U.S. Ambassador to Russia reaffirms support for Ukraine's integrity – media
The U.S. ambassador to Russia said Washington was committed to defending Ukraine's territorial integrity, saying the issue of Moscow's annexation of Crimea and the conflict in eastern Ukraine was "a core part of our estrangement with Russia."
In an interview with RFE/RL's Russian Service published on April 13, Jon Huntsman also called on Russia to "engage in a helpful process that will allow the people of Ukraine to see their nation restored," RFE/RL wrote.
"We do care deeply about the territorial integrity of Ukraine, which has been badly violated," Huntsman said. "[Moscow's 2014] annexation of Crimea and the ongoing conflict in eastern Ukraine… – it has not been resolved.
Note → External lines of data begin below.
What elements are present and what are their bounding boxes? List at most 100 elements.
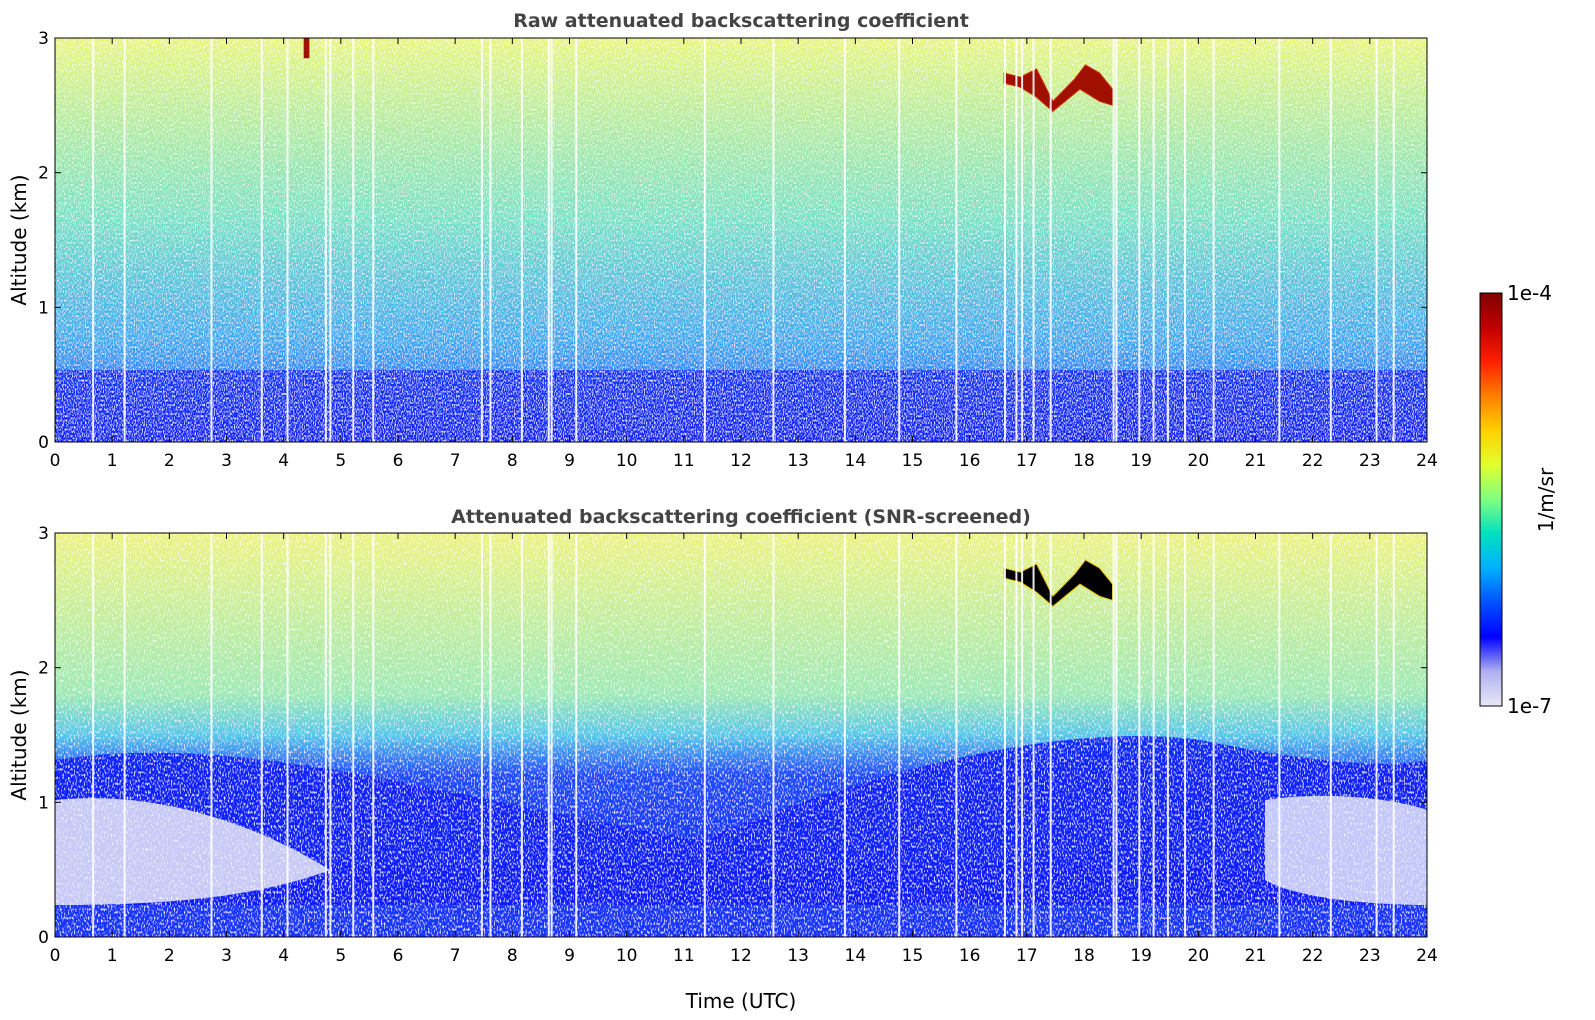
x-tick-label: 19	[1130, 451, 1152, 471]
x-tick-label: 15	[902, 451, 924, 471]
data-gap-stripe	[1112, 38, 1115, 442]
data-gap-stripe	[703, 38, 706, 442]
y-tick-label: 3	[38, 524, 49, 544]
x-tick-label: 22	[1302, 946, 1324, 966]
data-gap-stripe	[1278, 38, 1281, 442]
data-gap-stripe	[210, 533, 213, 937]
data-gap-stripe	[550, 533, 553, 937]
x-tick-label: 2	[164, 451, 175, 471]
colorbar: 1e-4 1e-7 1/m/sr	[1479, 281, 1558, 718]
x-tick-label: 10	[616, 451, 638, 471]
data-gap-stripe	[955, 38, 958, 442]
data-gap-stripe	[1049, 38, 1052, 442]
data-gap-stripe	[1152, 38, 1155, 442]
x-tick-label: 0	[50, 451, 61, 471]
data-gap-stripe	[92, 533, 95, 937]
x-tick-label: 11	[673, 451, 695, 471]
data-gap-stripe	[1184, 38, 1187, 442]
data-gap-stripe	[372, 38, 375, 442]
y-tick-label: 2	[38, 164, 49, 184]
data-gap-stripe	[260, 533, 263, 937]
chart-title-raw: Raw attenuated backscattering coefficien…	[513, 10, 969, 32]
x-tick-label: 12	[730, 451, 752, 471]
x-tick-label: 6	[393, 946, 404, 966]
data-gap-stripe	[1392, 533, 1395, 937]
x-tick-label: 21	[1245, 946, 1267, 966]
x-tick-label: 6	[393, 451, 404, 471]
x-tick-label: 24	[1416, 451, 1438, 471]
data-gap-stripe	[772, 533, 775, 937]
data-gap-stripe	[1021, 38, 1024, 442]
data-gap-stripe	[286, 533, 289, 937]
x-tick-label: 12	[730, 946, 752, 966]
boundary-layer	[55, 370, 1427, 442]
data-gap-stripe	[703, 533, 706, 937]
data-gap-stripe	[1032, 533, 1035, 937]
data-gaps-screened	[92, 533, 1395, 937]
data-gap-stripe	[1138, 533, 1141, 937]
x-tick-label: 16	[959, 451, 981, 471]
y-tick-label: 1	[38, 298, 49, 318]
x-tick-label: 14	[845, 946, 867, 966]
data-gap-stripe	[324, 38, 327, 442]
chart-title-screened: Attenuated backscattering coefficient (S…	[451, 506, 1031, 528]
data-gap-stripe	[955, 533, 958, 937]
data-gap-stripe	[1166, 533, 1169, 937]
x-tick-label: 18	[1073, 946, 1095, 966]
data-gap-stripe	[772, 38, 775, 442]
data-gap-stripe	[575, 533, 578, 937]
x-tick-label: 2	[164, 946, 175, 966]
x-tick-label: 15	[902, 946, 924, 966]
data-gap-stripe	[123, 533, 126, 937]
x-tick-label: 4	[278, 451, 289, 471]
data-gap-stripe	[1021, 533, 1024, 937]
data-gap-stripe	[898, 38, 901, 442]
data-gap-stripe	[1375, 38, 1378, 442]
data-gap-stripe	[1375, 533, 1378, 937]
x-tick-label: 23	[1359, 451, 1381, 471]
data-gap-stripe	[123, 38, 126, 442]
data-gap-stripe	[1329, 38, 1332, 442]
data-gap-stripe	[575, 38, 578, 442]
data-gap-stripe	[1115, 38, 1118, 442]
data-gap-stripe	[547, 533, 550, 937]
x-tick-label: 1	[107, 451, 118, 471]
x-tick-label: 8	[507, 946, 518, 966]
data-gap-stripe	[520, 38, 523, 442]
data-gap-stripe	[520, 533, 523, 937]
x-tick-label: 3	[221, 946, 232, 966]
data-gap-stripe	[898, 533, 901, 937]
data-gap-stripe	[550, 38, 553, 442]
data-gap-stripe	[286, 38, 289, 442]
panel-raw: Raw attenuated backscattering coefficien…	[7, 10, 1438, 471]
x-tick-label: 7	[450, 946, 461, 966]
data-gap-stripe	[1138, 38, 1141, 442]
data-gap-stripe	[1329, 533, 1332, 937]
cloud-fragment	[303, 38, 310, 59]
x-tick-label: 3	[221, 451, 232, 471]
data-gap-stripe	[843, 533, 846, 937]
data-gap-stripe	[1152, 533, 1155, 937]
data-gaps-raw	[92, 38, 1395, 442]
x-tick-label: 9	[564, 946, 575, 966]
x-tick-label: 5	[335, 946, 346, 966]
colorbar-gradient	[1479, 292, 1503, 707]
data-gap-stripe	[210, 38, 213, 442]
x-tick-label: 23	[1359, 946, 1381, 966]
x-axis-raw: 0 1 2 3 4 5 6 7 8 9 10 11 12 13 14 15 16 17 18 19 20 21 22 23 24	[50, 38, 1438, 471]
data-gap-stripe	[1115, 533, 1118, 937]
x-tick-label: 11	[673, 946, 695, 966]
data-gap-stripe	[329, 533, 332, 937]
x-tick-label: 17	[1016, 946, 1038, 966]
data-gap-stripe	[1184, 533, 1187, 937]
data-gap-stripe	[1015, 533, 1018, 937]
colorbar-unit-label: 1/m/sr	[1534, 467, 1558, 532]
x-tick-label: 20	[1188, 451, 1210, 471]
data-gap-stripe	[480, 533, 483, 937]
data-gap-stripe	[1003, 38, 1006, 442]
x-tick-label: 1	[107, 946, 118, 966]
y-tick-label: 0	[38, 928, 49, 948]
data-gap-stripe	[1212, 533, 1215, 937]
data-gap-stripe	[1166, 38, 1169, 442]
Nothing has been done in terms of positive steps toward recreating the contours of a whole and free Ukraine…."
"It is time to get to the negotiating table and find some solutions, which has not been the case for the last many years," he added.
Huntsman's comments come just over five years after Russia seized the Black Sea peninsula of Crimea and then annexed it, a move that has been rejected by the overwhelming majority of United Nations members.
In April 2014, the month after the Crimea annexation, armed men began seizing key buildings in parts of Ukraine's eastern Donbas region, and a full-blown war broke out shortly thereafter.
Diplomats and journalists have documented Russia's backing for the fighters, who have battled Ukrainian government-backed forces. More than 13,000 people have died.
The United States, the European Union, and others imposed economic sanctions against Russia following the annexation and the outbreak of fighting, sanctions that remain in place despite indications from U.S. President Donald Trump that he might consider easing them.
Huntsman said that maintaining sanctions against Russia is one of the few matters on which both major U.S. political parties agree.
"This issue, in the United States Senate, has united almost 100 percent of Republicans and Democrats," he said.
The International Criminal Court ruled in November 2016 that the war in eastern Ukraine was "an international armed conflict between Ukraine and the Russian Federation."
In addition to Crimea and the Donbas conflict, Huntsman cited the conclusions of the U.S. intelligence community that Russia sought to meddle in the 2016 U.S. presidential election.
And he cited the case of Russian lawyer Sergei Magnitsky, whose 2009 death in a Russian prison led to the passage of a U.S. law that has infuriated the Kremlin.
"People uniformly in Congress feel very strongly about these issues and how we should respond," he said.